The previously reported by us GE’s LightSpeed VCT System, has shown some pretty impressive cardiology credentials:
GE Healthcare, a unit of General Electric Company, announced today data from a clinical case study confirming that the LightSpeed VCT, GE’s ground-breaking volume computed tomography (CT) scanner, is capable of capturing images of the human heart in as few as five beats. The announcement was made at the annual meeting of the American Heart Association in Dallas.
The clinical case study data, collected by Dr. Jean-Louis Sablayrolles, head of CT Cardiac Imaging Radiology at Centre Cardiologique de Nord (CCN) in Saint-Denis, France, shows the LightSpeed VCT’s ability to scan the heart in five heart beats is a critical tool to help physicians improve the success rate of coronary CT imaging when compared with scan durations of 10 seconds or longer.
As a result, physicians are able to get clear images of a broader patient population than typical scans done by non-volume CT systems, according to Sablayrolles.
“This medical achievement in cardiac diagnosis is improving the standard of care for even those patients who previously were unable to undergo a non-invasive diagnosis because of poor breath hold,” said Sablayrolles. “The extreme speed and enhanced image quality of the LightSpeed VCT are enabling doctors at CCN to scan patients in the shortest amount of time possible while obtaining remarkable cardiac images.”
“After five seconds, the heart rate starts to increase due to hypoxia (breath hold), which is why GE’s five beat technology is so vital to helping to obtain the images to diagnose a very broad patient population,” said Sablayrolles.

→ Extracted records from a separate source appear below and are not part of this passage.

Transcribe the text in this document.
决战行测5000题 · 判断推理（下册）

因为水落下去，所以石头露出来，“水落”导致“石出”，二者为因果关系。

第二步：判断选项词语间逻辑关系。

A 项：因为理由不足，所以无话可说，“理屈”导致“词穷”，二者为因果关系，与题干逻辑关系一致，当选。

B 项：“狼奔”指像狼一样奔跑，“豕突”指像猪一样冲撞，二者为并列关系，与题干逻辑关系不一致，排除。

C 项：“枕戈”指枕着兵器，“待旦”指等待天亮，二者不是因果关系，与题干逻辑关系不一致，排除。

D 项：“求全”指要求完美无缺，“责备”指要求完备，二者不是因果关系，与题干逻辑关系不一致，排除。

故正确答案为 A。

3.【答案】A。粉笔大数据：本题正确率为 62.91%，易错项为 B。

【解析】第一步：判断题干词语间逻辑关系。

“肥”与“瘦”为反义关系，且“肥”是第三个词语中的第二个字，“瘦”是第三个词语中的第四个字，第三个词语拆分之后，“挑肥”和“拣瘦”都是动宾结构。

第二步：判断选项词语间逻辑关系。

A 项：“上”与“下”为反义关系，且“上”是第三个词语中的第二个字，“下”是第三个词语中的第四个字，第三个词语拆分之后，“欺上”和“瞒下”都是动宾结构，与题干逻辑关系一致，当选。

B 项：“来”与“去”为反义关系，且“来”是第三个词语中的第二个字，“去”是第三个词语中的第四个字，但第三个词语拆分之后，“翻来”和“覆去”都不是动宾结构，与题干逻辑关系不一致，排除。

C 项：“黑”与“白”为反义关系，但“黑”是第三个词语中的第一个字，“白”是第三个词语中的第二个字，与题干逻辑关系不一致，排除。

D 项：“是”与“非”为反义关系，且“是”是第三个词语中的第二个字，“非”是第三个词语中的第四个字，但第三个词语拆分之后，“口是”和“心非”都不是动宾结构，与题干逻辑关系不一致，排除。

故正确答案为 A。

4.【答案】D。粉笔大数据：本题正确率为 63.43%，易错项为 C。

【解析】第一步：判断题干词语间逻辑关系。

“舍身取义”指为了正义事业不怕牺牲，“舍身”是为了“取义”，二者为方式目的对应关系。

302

Other clinical researchers also say they are experiencing significant benefits and improving cardiac imaging with the 5-Beat Cardiac(TM) application of the LightSpeed VCT.
“For the first time, using GE’s LightSpeed VCT images, physicians are able to non-invasively diagnose heart disease in at-risk patients, including patients who we were unable to scan previously due to either rapid heart beat or because they were unable to hold their breath long enough,” said Dr. Stanley Katz, chief, cardiology, North Shore University Hospital, Manhasset, NY.